Reema Narula, 36, worked as a maths teacher in a reputable CBSE school in Delhi for more than a decade. She left her “monotonous” job to become a tutor on Vedantu, an online tuition platform. “At school, there was no creative flexibility as I had to teach more than 50 students in a class,” she says. “Here, I can teach as per my methodology and I am paid on an hourly basis. The money can be Rs.400 to Rs.500 per hour. I normally take five-six hours of classes in a day.” Same is the case with Chandigarh-based tutor Bhavdeep Sethi, 41, who left his IT job to work as a full-time home tutor two years ago. He also teaches at Vedantu. “The remuneration that a school teacher gets and the money that a home tutor makes can be compared to apples and oranges.”
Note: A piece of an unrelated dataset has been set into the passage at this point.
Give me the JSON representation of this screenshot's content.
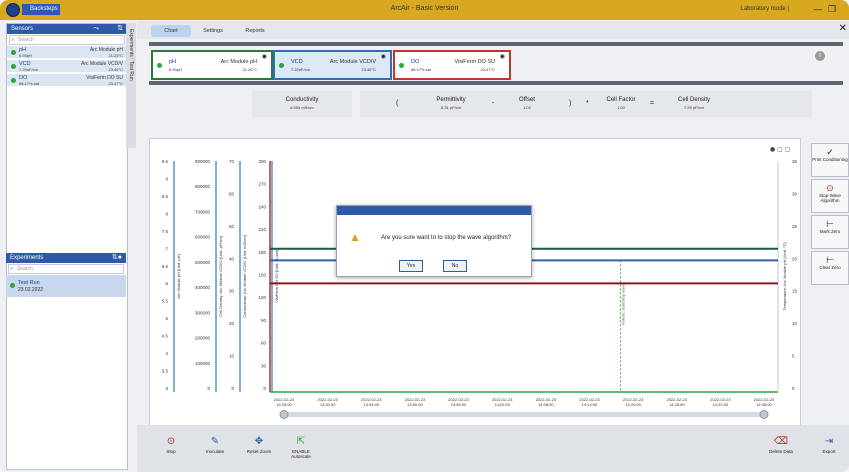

More and more teachers are ditching the old school method and becoming private tutors, both for money and job satisfaction. Also, the additional tasks that teachers have to perform at schools add to the pressure. Pallavi Narain, 37, who has taught in several reputable schools in Delhi, says teachers are given administrative tasks and made to participate in school activities that result in longer working hours—something that is not reflected in the remuneration packages. “Teachers' starting salaries range between Rs.18,000 and Rs.25,000 a month in some schools, whereas in smaller private schools and nurseries it starts at Rs.3,000. A few schools provide medical benefits and incentives but that is not consistent across the board,” says Narain, who now holds skill-based English classes at home.
The sheer number of students in each class makes it impossible for teachers to concentrate on individual children, says Narain. So, average students feel left out, whereas they could have done better had they attended school with a smaller class size. “This,” she says, “may be one of the strongest reasons why more and more people are choosing to detach themselves from institutions and teach privately.”